1. The role of regional traditions and local cultures in the formation of Islam in those places
2. The fusion of Politics and Religion, which makes Islam still less accessible and more disguised than ever. Especially today that Islam feels no shortage in having political and international enemies; and we sometimes inadvertently help them more than they can imagine. I am never surprised when a Westerner praises post in which we self-condemn.

Also what worries me is that some now prefer to approach Islam in an eclectic way. They take the parts which go with their own desires and even biases and mark the ones which don't, at its best, as misinterpreation, or as barbarous, savage, uncivilised etc.

Foulla said...

good points soumiaz.What's really scaring for me is that some shari3a laws are based on Ahadiths that are not even sahih .so when u try to argue and the shaikh says The prophet(PBUH) said that well u have 80 percent of the listeners against you.Do u know for instance that some "sheikhs" ask women to put a cotton in their mouth before talking so their voices don't come out "soft"..Ridiculous,u may say.Well,i wanted to argueu with some women in Morocco about this so their "oustada" told me that the prophet (PBUH) said that..i tried to find the Hadith, and it was a very weak (da3if) one..Still,her "students" listened to her without even asking..and they were educated..
Maybe we better talk about Ijtihad instead of laicity..
i'll be back,inshallah!

soumiaz said...

Behrooz, Foulla and Madom,

I agree with all you say, and Foulla Ijtihad is one of the solution however there is more that need to be done.

I know god given me the respect that i deserve Makdom. I do get scared Behrooz when i see what people have done of this religion but Foulla what can you do when even educated people follow what does not make sense?
Think with me hear guys, there should be something!!!

Thank you for doing this!

Foulla said...

a faynek a lalla;)

Foulla said...

u're tagged soumia.check my latest post and try to do the tag,it's fun!!

hale said...

Hi -

Looking at the pictures of that poor Saudi TV personage, after she had been badly beaten by her husband, made me sick in my stomach! I don't think religion is the problem, I think society is the problem.

If every man thought that others would look down on him - disrespect him - if he beat his wife, then wife-beatings would stop! Society does not express disapproval and thus it continues!

How can you get society socialized to express such disapproval?

hale
BlogginTheMaghreb

Mounir said...

Bon,
la question de laîcité ne doit même pas être posée en terre d'Islam puisque notre religion est la plus laîque dans le sens ou elle considère la relation entre individu et son créateur comme une chose qui ne concerne que le premier.
Mais, elle se pose parce que vu le poids de l'histoire et de la géographie, nous avons toujours vécu dans une société masculine.
A mon avis, la laïcité n'est pas à elle seule la clé du problème de la femme.
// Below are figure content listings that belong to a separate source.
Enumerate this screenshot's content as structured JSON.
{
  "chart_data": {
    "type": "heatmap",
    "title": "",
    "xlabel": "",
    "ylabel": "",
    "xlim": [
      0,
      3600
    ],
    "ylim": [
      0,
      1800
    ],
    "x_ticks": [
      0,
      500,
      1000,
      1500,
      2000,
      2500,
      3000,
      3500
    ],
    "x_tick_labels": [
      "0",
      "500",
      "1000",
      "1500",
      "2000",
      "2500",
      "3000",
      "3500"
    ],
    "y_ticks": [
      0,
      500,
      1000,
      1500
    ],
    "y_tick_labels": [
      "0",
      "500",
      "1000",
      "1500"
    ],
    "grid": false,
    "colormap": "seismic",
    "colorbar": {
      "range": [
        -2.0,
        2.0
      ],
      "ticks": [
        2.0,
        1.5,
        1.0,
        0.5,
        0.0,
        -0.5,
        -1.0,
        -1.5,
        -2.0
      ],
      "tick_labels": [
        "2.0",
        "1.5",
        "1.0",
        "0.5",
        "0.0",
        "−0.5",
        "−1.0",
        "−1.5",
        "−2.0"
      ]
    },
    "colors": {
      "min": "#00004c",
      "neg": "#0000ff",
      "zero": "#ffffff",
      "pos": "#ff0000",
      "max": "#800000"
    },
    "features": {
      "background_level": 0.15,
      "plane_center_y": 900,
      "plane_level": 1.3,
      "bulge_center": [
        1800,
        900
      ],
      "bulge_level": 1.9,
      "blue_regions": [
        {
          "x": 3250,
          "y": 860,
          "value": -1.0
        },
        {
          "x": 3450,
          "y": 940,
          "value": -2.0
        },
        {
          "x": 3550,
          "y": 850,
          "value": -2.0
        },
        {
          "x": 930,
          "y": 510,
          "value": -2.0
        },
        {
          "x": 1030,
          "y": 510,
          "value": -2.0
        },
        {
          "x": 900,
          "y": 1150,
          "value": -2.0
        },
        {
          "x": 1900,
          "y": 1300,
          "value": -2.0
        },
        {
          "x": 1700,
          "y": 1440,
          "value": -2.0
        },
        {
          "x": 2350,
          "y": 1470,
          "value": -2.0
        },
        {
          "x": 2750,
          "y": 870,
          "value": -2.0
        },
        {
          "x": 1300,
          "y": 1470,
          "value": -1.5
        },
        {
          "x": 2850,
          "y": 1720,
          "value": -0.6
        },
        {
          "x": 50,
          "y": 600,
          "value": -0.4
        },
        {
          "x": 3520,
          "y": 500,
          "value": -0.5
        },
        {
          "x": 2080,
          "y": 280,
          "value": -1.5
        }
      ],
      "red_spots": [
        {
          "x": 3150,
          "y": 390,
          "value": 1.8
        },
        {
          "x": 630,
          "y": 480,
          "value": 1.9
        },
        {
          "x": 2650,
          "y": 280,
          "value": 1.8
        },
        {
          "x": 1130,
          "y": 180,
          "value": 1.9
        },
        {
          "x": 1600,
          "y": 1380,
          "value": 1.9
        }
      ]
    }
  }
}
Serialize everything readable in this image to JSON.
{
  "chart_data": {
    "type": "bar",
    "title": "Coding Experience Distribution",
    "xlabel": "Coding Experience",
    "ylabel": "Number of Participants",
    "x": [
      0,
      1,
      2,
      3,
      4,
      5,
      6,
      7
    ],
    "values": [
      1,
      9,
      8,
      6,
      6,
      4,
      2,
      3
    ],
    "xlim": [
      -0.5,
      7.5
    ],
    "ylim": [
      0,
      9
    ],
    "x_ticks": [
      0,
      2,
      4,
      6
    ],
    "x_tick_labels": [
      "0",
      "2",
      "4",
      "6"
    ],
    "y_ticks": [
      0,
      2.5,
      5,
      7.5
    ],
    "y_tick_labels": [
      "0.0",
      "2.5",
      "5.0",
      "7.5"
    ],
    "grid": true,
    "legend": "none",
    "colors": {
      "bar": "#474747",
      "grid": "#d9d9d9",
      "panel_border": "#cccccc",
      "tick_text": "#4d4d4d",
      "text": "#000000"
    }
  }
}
Le développement économique, social et culturel serait un moyen de surmonter l'inégalité qui est certes disparate d'un pays musulman à un autre comme tu as bien précisé dans la réponse de ton mari.

Anonymous said...

Flemming Rose born 3/14/1956 into a Jewish family in the Ukraine has a major in Russian language and literature from University of Copenhagen. From 1990 to 1996 he was the Moscow correspondent for the newspaper Berlingske Tidende. Between 1996 and 1999 he was the correspondent for the same newspaper in Washington, D.C.. In 1999 he became Moscow correspondent for the newspaper Jyllands-Posten and January 2005 the cultural editor of that paper (KulturWeekend). He fled Denmark where he was under police protection to Miami, Florida in fear for his life where he is currently in hiding.